À l’aide des données collectées de 2016 à 2018, combinées aux résultats des recherches précédentes sur la désintégration du boson de Higgs en quarks c via d’autres processus, l’équipe de CMS a fixé les limites les plus strictes à ce jour à l’interaction entre le boson de Higgs et le quark c, faisant état d’une amélioration d’environ 35 % par rapport aux limites précédentes. Ce résultat contraint de façon significative les écarts potentiels par rapport aux prédictions du Modèle standard.
« Nos résultats constituent un jalon important, souligne Jan van der Linden, chercheur postdoctoral à l’université de Gand. Grâce aux données supplémentaires provenant des prochaines périodes d’exploitation du LHC et à des techniques d’analyse améliorées, nous pourrions avoir un aperçu direct de l’interaction du boson de Higgs avec les quarks c au LHC – chose qui paraissait impossible il y a quelques années. »

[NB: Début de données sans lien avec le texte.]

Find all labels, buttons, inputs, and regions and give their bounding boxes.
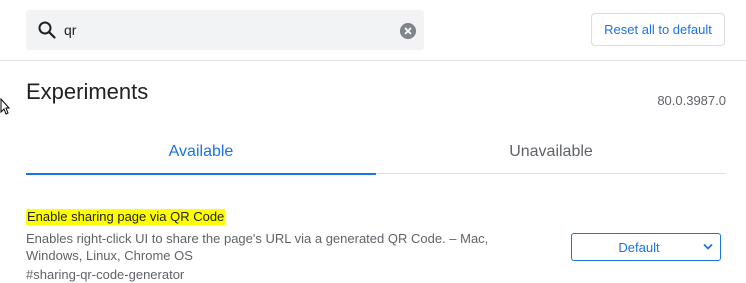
- search-icon: [38, 21, 56, 39]
- cursor-icon: [0, 98, 10, 115]
- select-value: Default: [618, 240, 660, 255]
- chevron-down-icon: [703, 243, 713, 250]
- experiment-state-select[interactable]: Default: [571, 233, 721, 261]
- experiment-link[interactable]: #sharing-qr-code-generator: [26, 266, 184, 283]
- version-label: 80.0.3987.0: [657, 93, 726, 108]
- tab-available[interactable]: Available: [26, 130, 376, 175]
- page-title: Experiments: [26, 79, 149, 104]
- experiment-title: Enable sharing page via QR Code: [26, 209, 226, 225]
- experiment-description: Enables right-click UI to share the page…: [26, 231, 489, 263]
- search-box[interactable]: [26, 10, 424, 50]
- tab-unavailable[interactable]: Unavailable: [376, 130, 726, 174]
- header: Reset all to default: [0, 0, 746, 61]
- search-input[interactable]: [64, 10, 384, 50]
- clear-icon[interactable]: [400, 23, 416, 39]
- reset-all-button[interactable]: Reset all to default: [591, 13, 725, 46]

Au fur et à mesure de la poursuite de la collecte des données au LHC, les améliorations apportées à l’étiquetage des quarks c et à la classification des événements faisant intervenir un boson de Higgs pourraient permettre à CMS, et à ATLAS, l’autre expérience polyvalente auprès du LHC, de confirmer la désintégration du boson de Higgs en quarks c. Ce serait une avancée importante sur la voie d’une compréhension complète du rôle du boson de Higgs dans la génération de la masse de tous les quarks tout en constituant un test crucial pour le Modèle standard, vieux de 50 ans.